In fact, the only Krull reference I’ve ever seen in other media is a Family Guy clip where a convenience store clerk tells Chris not to watch the movie.
With all that in mind, I don’t have high hopes that I can convince anyone to go out and watch Krull after reading this.
I have to try anyway, though. Six-year-old me would want it that way, so here goes nothing.
A Princess Kidnapped!
Krull tells the tale of Prince Colwyn and Princess Lyssa, two kids madly in love and about to unify their two kingdoms through marriage. Slayers, Krull’s version of Stormtroopers, crash the wedding and abduct Lyssa.
The Slayers bring Lyssa to their master, the Beast, an entity of galactic evil who travels the cosmos in his home/spaceship, the Black Fortress.
A battered Colwyn seeks to rescue the princess, but there’s one problem: the Black Fortress moves to a new location every day.
Without knowing where it’s going to be at any given time, Colwyn is helpless to save his beloved. Luckily, he encounters several allies along the way to aid him in his noble quest.
Exposition Is For Losers
If any of this sounds familiar, that is because Krull is 100 percent a Star Wars ripoff. However, in the sea of derivative sci-fi/fantasy movies that flooded Hollywood in the late ’70s/early ’80s, Krull is the only one worth a fig.
The world of Krull (the movie’s name comes from the planet where the story is set) is as detailed and fully realized as the settings in Star Wars.
Much like Star Wars, Krull just kind of tells you stuff and expects you to figure everything out from context clues. The movie never tells you exactly what the Beast’s deal is, and in the same way, A New Hope reveals jack squat about Darth Vader.
Krull’s Luke Skywalker
All we really need to know as viewers is that the Beast is evil. The rest is incidental.
Details like the weird slug things that leave the Slayer’s bodies when they’re killed and burrow underground are there for the atmosphere and world-building. I didn’t know what their deal was when I was a kid, and I still don’t. It’s just a cool visual.
Krull is full of cool visuals and recognizable characters. When an old man named Ynyr finds Colwyn and takes him on a quest to retrieve a sacred weapon, you know right away that he’s the Obi-Wan character.
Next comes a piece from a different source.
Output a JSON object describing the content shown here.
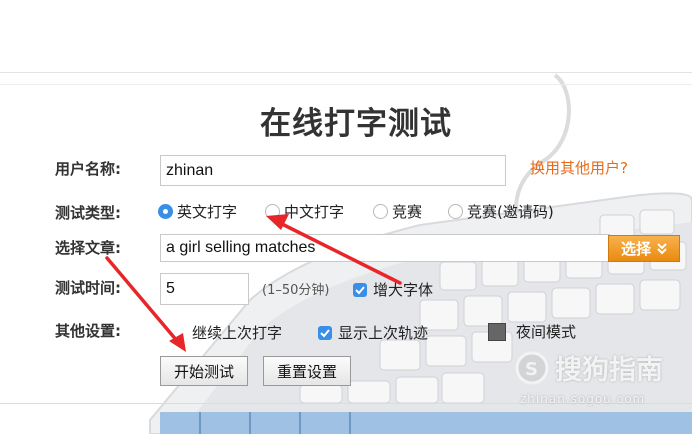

Colwyn is Luke Skywalker. Only, instead of a lightsaber, he gets the Glaive. More on that later.
Star Wars Parallels
Comic relief Ergo the Magnificent, a bumbling sorcerer Colwyn and Ynyr pick up along the way, acts as Krull’s C-3PO. Rell, a hulking cyclops who joins the party, is super strong and tall like Chewbacca. Honestly, I could do this all day.
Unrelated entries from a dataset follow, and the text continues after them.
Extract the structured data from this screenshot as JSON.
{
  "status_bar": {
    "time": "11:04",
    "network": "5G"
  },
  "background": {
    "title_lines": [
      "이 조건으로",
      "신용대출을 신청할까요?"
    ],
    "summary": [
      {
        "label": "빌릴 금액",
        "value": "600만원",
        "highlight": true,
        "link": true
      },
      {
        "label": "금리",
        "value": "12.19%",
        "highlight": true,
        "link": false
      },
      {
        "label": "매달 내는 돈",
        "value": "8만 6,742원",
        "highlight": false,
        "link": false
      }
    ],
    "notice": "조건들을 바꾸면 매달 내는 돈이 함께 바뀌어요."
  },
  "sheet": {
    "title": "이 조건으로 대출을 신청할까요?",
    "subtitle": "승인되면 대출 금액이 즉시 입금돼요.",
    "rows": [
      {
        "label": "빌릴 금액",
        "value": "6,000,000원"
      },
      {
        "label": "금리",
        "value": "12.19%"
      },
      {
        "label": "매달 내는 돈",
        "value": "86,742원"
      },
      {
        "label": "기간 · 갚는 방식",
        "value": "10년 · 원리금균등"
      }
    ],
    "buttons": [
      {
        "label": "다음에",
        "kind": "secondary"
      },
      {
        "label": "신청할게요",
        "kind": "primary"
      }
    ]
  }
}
Krull isn’t a complete Star Wars parallel by any stretch. For one thing, the movie is more fantasy than sci-fi. The characters use regular blades and ride horses as opposed to laser swords and land speeders. Krull is also darker than Star Wars.
The Glaive
While the film received the same PG-rating there’s more disturbing imagery on display. One sequence with a giant crystalline spider still gives me the willies to this day.
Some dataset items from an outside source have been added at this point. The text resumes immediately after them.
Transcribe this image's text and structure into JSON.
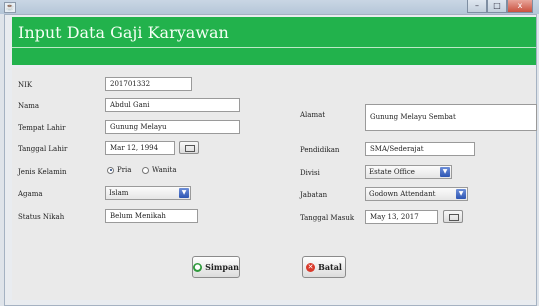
{
  "window": {
    "title": "",
    "min_label": "–",
    "max_label": "□",
    "close_label": "x"
  },
  "header": {
    "title": "Input Data Gaji Karyawan"
  },
  "form": {
    "nik": {
      "label": "NIK",
      "value": "201701332"
    },
    "nama": {
      "label": "Nama",
      "value": "Abdul Gani"
    },
    "tempat_lahir": {
      "label": "Tempat Lahir",
      "value": "Gunung Melayu"
    },
    "tanggal_lahir": {
      "label": "Tanggal Lahir",
      "value": "Mar 12, 1994"
    },
    "jenis_kelamin": {
      "label": "Jenis Kelamin",
      "options": [
        "Pria",
        "Wanita"
      ],
      "selected": "Pria"
    },
    "agama": {
      "label": "Agama",
      "value": "Islam"
    },
    "status_nikah": {
      "label": "Status Nikah",
      "value": "Belum Menikah"
    },
    "alamat": {
      "label": "Alamat",
      "value": "Gunung Melayu Sembat"
    },
    "pendidikan": {
      "label": "Pendidikan",
      "value": "SMA/Sederajat"
    },
    "divisi": {
      "label": "Divisi",
      "value": "Estate Office"
    },
    "jabatan": {
      "label": "Jabatan",
      "value": "Godown Attendant"
    },
    "tanggal_masuk": {
      "label": "Tanggal Masuk",
      "value": "May 13, 2017"
    }
  },
  "buttons": {
    "simpan": "Simpan",
    "batal": "Batal"
  },
  "colors": {
    "header_green": "#22b24c",
    "simpan_icon": "#2f9a3c",
    "batal_icon": "#d9392a"
  }
}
A scene where a changeling dies, reverting halfway back to its original form, could easily disturb a small child.
Krull‘s most interesting element is also the one least like anything from Star Wars: the Glaive. The Glaive is one of the coolest movie weapons ever created. It’s an impractical bladed pinwheel of death that comes back after it’s thrown.
I made so many glaives when I was a kid, usually using clothespins and Frisbees. It’s one of those weapons, like the razor boomerang in The Road Warrior, that wouldn’t make much sense in real life but is perfect for a movie.
Watch It If You Can
GFR SCORE
It goes without saying that Krull was a box office bomb when it was released. Despite an arcade game, a board game, an Atari 2600 cartridge, and various other merchandise, Columbia Pictures couldn’t generate any hype for the film.
Krull brought in $16.9 million against a budget of $30 million. Reviews were as dismal as ticket sales, resulting in a 35 percent critic score on Rotten Tomatoes.
Today, the movie has a small cult following, but it deserves more. Sadly, without streaming, that’s not likely to happen anytime soon. I implore anyone reading this to rent or purchase the movie digitally on sites like Amazon or Apple TV, or even hop on eBay and pick up a physical copy.
Krull is a fun sci-fi/fantasy romp that deserves its day in the sun and hopefully I’ve inspired at least one person to check it out.